Après une séance d’une petite heure qui s’est conclue par une opposition sur terrain réduit et une séance de tirs au but, les 24 pensionnaires du stage ont regagné leur chambre d’hôtel, surveillant leur téléphone dans l’attente du coup de fil libérateur.

Cet été, Pape Paye (Bourg-en-Bresse, L2) et Bilel El Hamzaoui (Boulogne-sur-Mer, National), on eu la chance d’être recrutés. Dimanche 30 juillet, à l’occasion de la rencontre amicale de clôture du stage face au RC Strasbourg (L1), les joueurs de l’UNFP FC retrouveront également une vieille connaissance, le gardien Landry Bonnefois (ex-SC Bastia et RC Strasbourg, L2), que le club alsacien avait choisi de ne pas conserver avant finalement de le reprendre.

« D’autres sont actuellement en période d’essai comme le gardien Clément Maury (ex-Gazélec Ajaccio, L2ndlr) au Stade Brestois (L2) et son homologue de 19 ans Léonard Aggoune (ex-réserve du PSG) du côté de Hyères (National 2), ajoute Pascal Bollini. D’une manière générale, 60 % des joueurs passés par le stage retrouvent un club, mais il ne faut pas oublier que nous sommes obligés de refuser du monde. Cette année, une vingtaine de personnes étaient sur liste d’attente, dans un contexte où les clubs, notamment dans les petites divisions, ont tendance à réduire le nombre de leurs contrats ».

« On est chômeur, il faut l’accepter pour rebondir »

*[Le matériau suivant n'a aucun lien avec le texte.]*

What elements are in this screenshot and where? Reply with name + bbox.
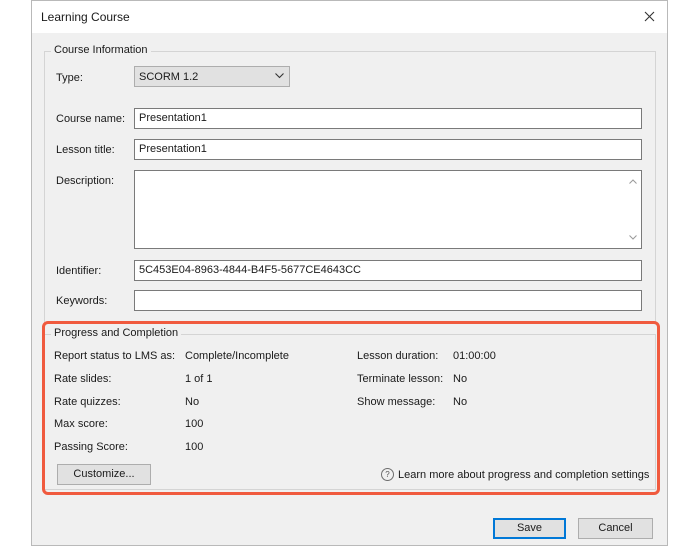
close-button[interactable] — [639, 6, 661, 28]
keywords-input[interactable] — [134, 290, 642, 311]
description-label: Description: — [56, 175, 115, 187]
identifier-label: Identifier: — [56, 265, 102, 277]
learning-course-dialog: Learning Course Course Information Type:… — [31, 0, 668, 546]
close-icon — [644, 11, 655, 22]
title-bar: Learning Course — [32, 1, 667, 33]
progress-highlight-frame — [42, 321, 660, 495]
course-name-label: Course name: — [56, 113, 126, 125]
dialog-title: Learning Course — [41, 10, 130, 24]
course-information-legend: Course Information — [51, 44, 151, 56]
type-label: Type: — [56, 72, 83, 84]
type-select-value: SCORM 1.2 — [139, 71, 199, 83]
lesson-title-label: Lesson title: — [56, 144, 115, 156]
keywords-label: Keywords: — [56, 295, 108, 307]
lesson-title-input[interactable]: Presentation1 — [134, 139, 642, 160]
cancel-button[interactable]: Cancel — [578, 518, 653, 539]
chevron-down-icon — [275, 73, 284, 79]
scroll-up-icon[interactable] — [629, 179, 637, 184]
course-name-input[interactable]: Presentation1 — [134, 108, 642, 129]
scroll-down-icon[interactable] — [629, 235, 637, 240]
type-select[interactable]: SCORM 1.2 — [134, 66, 290, 87]
identifier-input[interactable]: 5C453E04-8963-4844-B4F5-5677CE4643CC — [134, 260, 642, 281]
description-textarea[interactable] — [134, 170, 642, 249]
save-button[interactable]: Save — [493, 518, 566, 539]
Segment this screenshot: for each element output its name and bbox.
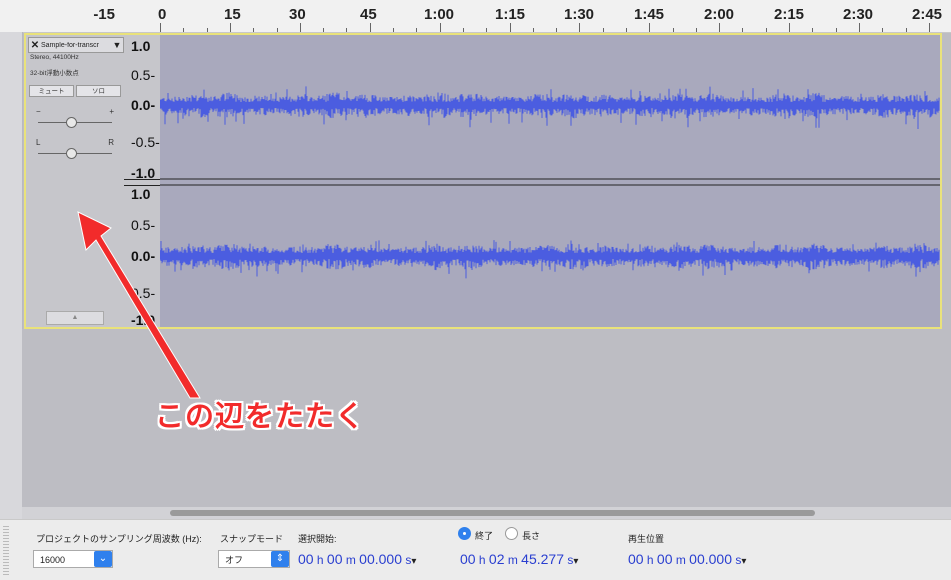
- annotation-text: この辺をたたく: [155, 399, 366, 433]
- annotation-arrow: [77, 211, 201, 399]
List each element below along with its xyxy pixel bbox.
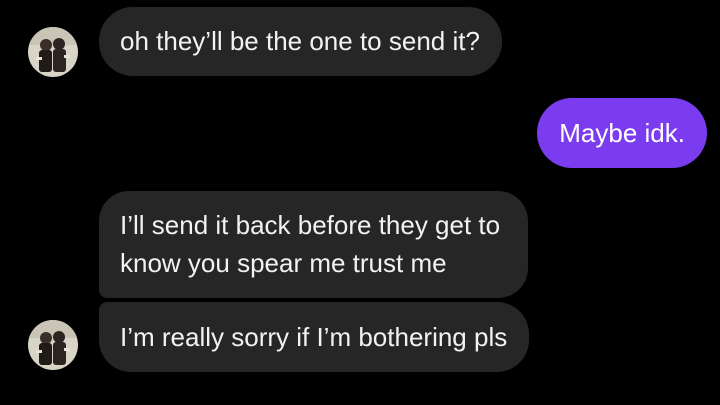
message-text-line: I’ll send it back before they get to [120, 210, 501, 240]
message-thread: oh they’ll be the one to send it? Maybe … [0, 0, 720, 405]
incoming-message[interactable]: oh they’ll be the one to send it? [99, 7, 502, 76]
message-text: oh they’ll be the one to send it? [120, 26, 480, 56]
message-text: Maybe idk. [559, 118, 685, 148]
incoming-message[interactable]: I’m really sorry if I’m bothering pls [99, 302, 530, 372]
avatar-photo-icon [28, 320, 78, 370]
message-text-line: know you spear me trust me [120, 248, 447, 278]
message-text: I’m really sorry if I’m bothering pls [120, 322, 508, 352]
contact-avatar[interactable] [28, 320, 78, 370]
contact-avatar[interactable] [28, 27, 78, 77]
incoming-message[interactable]: I’ll send it back before they get to kno… [99, 191, 529, 298]
avatar-photo-icon [28, 27, 78, 77]
outgoing-message[interactable]: Maybe idk. [537, 98, 707, 168]
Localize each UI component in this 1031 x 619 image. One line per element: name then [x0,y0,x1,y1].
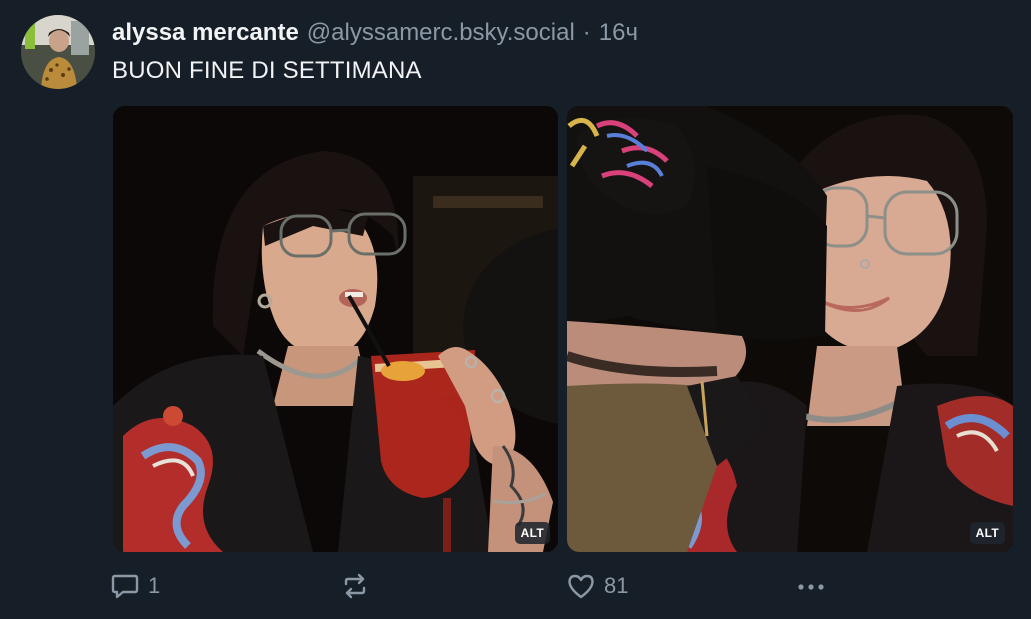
more-icon [798,584,824,590]
like-button[interactable]: 81 [566,568,628,604]
action-bar: 1 81 [110,568,830,604]
reply-icon [111,574,139,599]
post-image-1[interactable]: ALT [113,106,558,552]
photo-couple [567,106,1013,552]
display-name[interactable]: alyssa mercante [112,18,299,48]
more-options-button[interactable] [794,568,828,604]
alt-badge[interactable]: ALT [514,522,550,544]
separator-dot: · [582,19,591,46]
alt-badge[interactable]: ALT [969,522,1005,544]
handle[interactable]: @alyssamerc.bsky.social [307,18,575,48]
post-timestamp[interactable]: 16ч [599,18,638,48]
avatar[interactable] [21,15,95,89]
photo-drink [113,106,558,552]
repost-button[interactable] [340,568,370,604]
avatar-image [21,15,95,89]
like-count: 81 [604,573,629,598]
repost-icon [344,573,366,599]
reply-count: 1 [148,573,161,598]
post-text: BUON FINE DI SETTIMANA [112,57,422,84]
post-image-2[interactable]: ALT [567,106,1013,552]
reply-button[interactable]: 1 [110,568,160,604]
post-header: alyssa mercante @alyssamerc.bsky.social … [112,18,638,48]
post: alyssa mercante @alyssamerc.bsky.social … [0,0,1031,619]
heart-icon [568,574,594,599]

Reste que l’UNFP doit encore valoriser son image de marque et sa visibilité qui pâtit encore trop souvent de son étiquette de « stage pour footeux chômeurs » : « Depuis deux ans, on parle d’UNFP FC, pour ‘Football club’, pour rappeler qu’il s’agit avant tout d’une équipe, d’un groupe qui vit, mange et s’entraîne ensemble, dévoile Laurent Denis. On évite également de parler de chômeurs, on préfère le terme d’attente de contrat. Non pas que ce ne soit pas vrai, mais parce que les gens ne retiennent que ça ». Ronald Zubar, qui a plusieurs contacts en France comme à l’étranger, n’hésite pas, lui, à mettre les pieds dans le plat : « On est chômeur, il faut l’accepter, on est en phase de transition pour rebondir et toute aide est bonne à prendre. Je n’arrive pas à concevoir quelqu’un qui reste seul s’entraîner. La vie collective n’a pas de prix. C’est vrai que certains ne veulent pas venir car ils éprouvent sans doute une certaine honte. Mais tous les joueurs au chômage sont répertoriés par l’UNFP donc on les connaît, je ne vois pas l’utilité de se cacher !  »

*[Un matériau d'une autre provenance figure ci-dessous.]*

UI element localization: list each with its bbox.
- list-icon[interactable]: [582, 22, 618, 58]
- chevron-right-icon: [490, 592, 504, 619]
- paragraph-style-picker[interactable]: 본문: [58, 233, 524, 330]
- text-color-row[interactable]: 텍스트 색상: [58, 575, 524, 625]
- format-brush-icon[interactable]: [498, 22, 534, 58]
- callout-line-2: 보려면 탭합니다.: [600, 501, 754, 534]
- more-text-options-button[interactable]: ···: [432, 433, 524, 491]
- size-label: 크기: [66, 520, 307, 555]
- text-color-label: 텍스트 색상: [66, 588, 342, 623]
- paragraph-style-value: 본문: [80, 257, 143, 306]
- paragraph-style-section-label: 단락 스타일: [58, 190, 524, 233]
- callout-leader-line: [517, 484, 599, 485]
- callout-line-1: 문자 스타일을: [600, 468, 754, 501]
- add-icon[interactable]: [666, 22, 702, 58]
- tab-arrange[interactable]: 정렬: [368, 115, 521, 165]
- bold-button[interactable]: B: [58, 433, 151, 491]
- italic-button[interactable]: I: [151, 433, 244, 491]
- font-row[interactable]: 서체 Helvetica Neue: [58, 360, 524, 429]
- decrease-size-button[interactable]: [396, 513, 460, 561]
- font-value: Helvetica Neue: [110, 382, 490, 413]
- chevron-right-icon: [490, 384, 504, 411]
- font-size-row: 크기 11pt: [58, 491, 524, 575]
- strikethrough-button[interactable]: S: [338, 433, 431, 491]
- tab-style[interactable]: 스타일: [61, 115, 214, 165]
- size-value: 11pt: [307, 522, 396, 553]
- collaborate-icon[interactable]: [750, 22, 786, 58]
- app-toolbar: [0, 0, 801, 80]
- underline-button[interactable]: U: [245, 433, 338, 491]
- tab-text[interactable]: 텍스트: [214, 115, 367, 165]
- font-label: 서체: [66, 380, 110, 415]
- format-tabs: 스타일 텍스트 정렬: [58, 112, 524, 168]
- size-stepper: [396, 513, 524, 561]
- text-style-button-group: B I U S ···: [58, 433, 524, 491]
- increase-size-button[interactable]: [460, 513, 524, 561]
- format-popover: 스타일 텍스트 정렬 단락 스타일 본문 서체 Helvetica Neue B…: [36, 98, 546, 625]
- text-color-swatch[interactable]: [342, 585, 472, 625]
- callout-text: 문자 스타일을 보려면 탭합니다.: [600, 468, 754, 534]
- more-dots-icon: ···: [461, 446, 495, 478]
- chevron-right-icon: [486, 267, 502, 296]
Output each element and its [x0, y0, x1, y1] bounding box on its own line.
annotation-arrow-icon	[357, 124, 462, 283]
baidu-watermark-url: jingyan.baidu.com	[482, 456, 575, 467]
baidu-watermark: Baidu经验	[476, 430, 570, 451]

"Je recommande vivement ce stage, notamment aux plus jeunes" - Ronald Zubar (n°15), ancien défenseur du Stade Malherbe de Caen et l'Olympique de Marseille (MB/EI)

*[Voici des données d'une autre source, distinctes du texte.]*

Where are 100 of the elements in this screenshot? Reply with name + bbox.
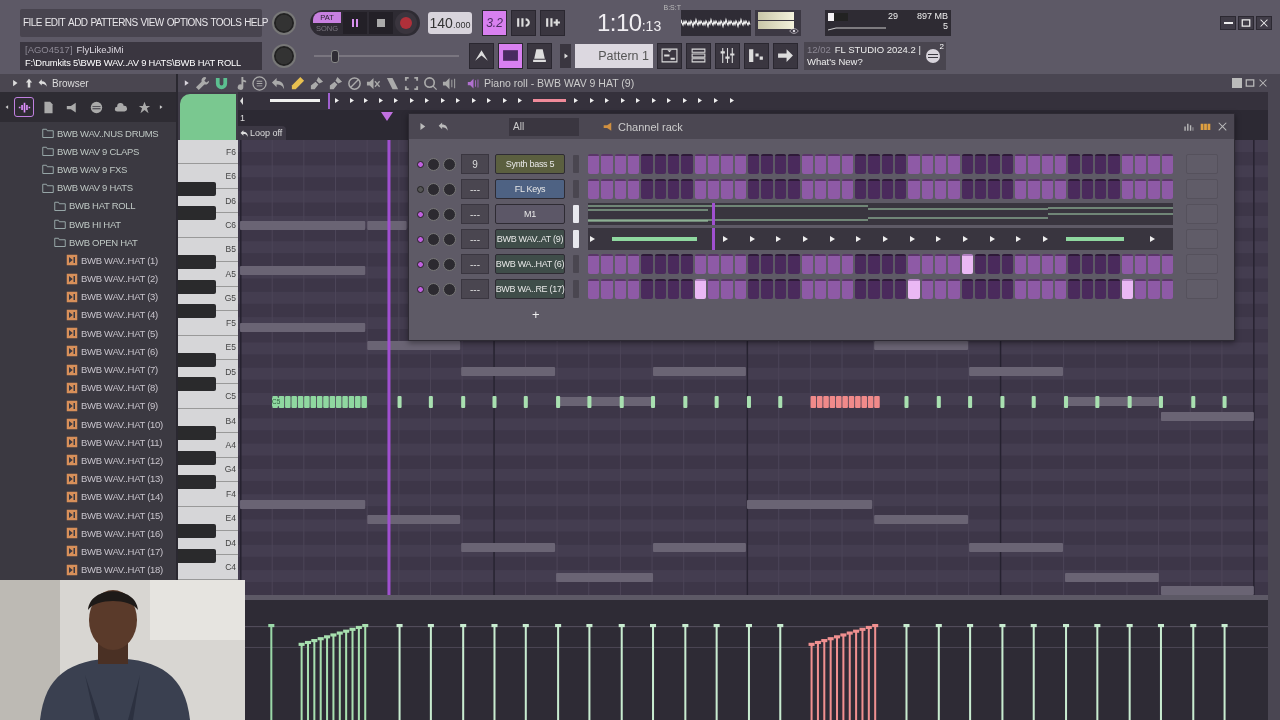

« Je recommande vivement ce stage, notamment aux plus jeunes » – Ronald Zubar (n°15), ancien défenseur du Stade Malherbe de Caen et l’Olympique de Marseille (MB/EI)

De son côté, Franck L’Hostis a lui aussi quelques contacts. Mais, qu’il trouve un club ou pas, le stage lui aura permis de grandir : « On relativise, on savoure d’avantage des moments qui nous semblaient anodins à l’époque, avoue-t-il. Même si on s’est donné les moyens d’exercer ce métier, c’est dos au mur qu’on se rend compte du privilège que ça représente ».

Pour ceux qui ne retrouveraient pas de club, l’UNFP leur assure un suivi, et un nouveau stage pourrait être ouvert début septembre : « Lorsque les clubs vont débuter les championnats, ils vont se rendre compte de ce qui leur manque ou pas. Il y aura donc des opportunités », prévient Pascal Bollini. Avant de mettre le doigt sur quelque chose d’essentiel : « On parle souvent des grands joueurs, des grands clubs car ça fait vendre. Mais ce n’est qu’un tiers des joueurs professionnels. Tous ne gagnent pas des millions, tous n’ont pas de carrière stable. Il faut donc être là pour les aider quand ils en ont besoin ». « Je recommande vivement ce stageconclut pour sa part Ronald Zubar, notamment aux plus jeunes. Les sessions sont en constante amélioration, j’espère qu’il y aura plus de respect pour l’institution à l’avenir ».

En attendant, tous espèrent connaître le même destin que le Niçois Arnaud Souquet, passé par l’ UNFP à l’été 2014. Après être reparti de CFA (l’équivalent de la 4e division), il disputait cette semaine le tour préliminaire de la Ligue des champions avec les Aiglons. De quoi en faire rêver plus d’un.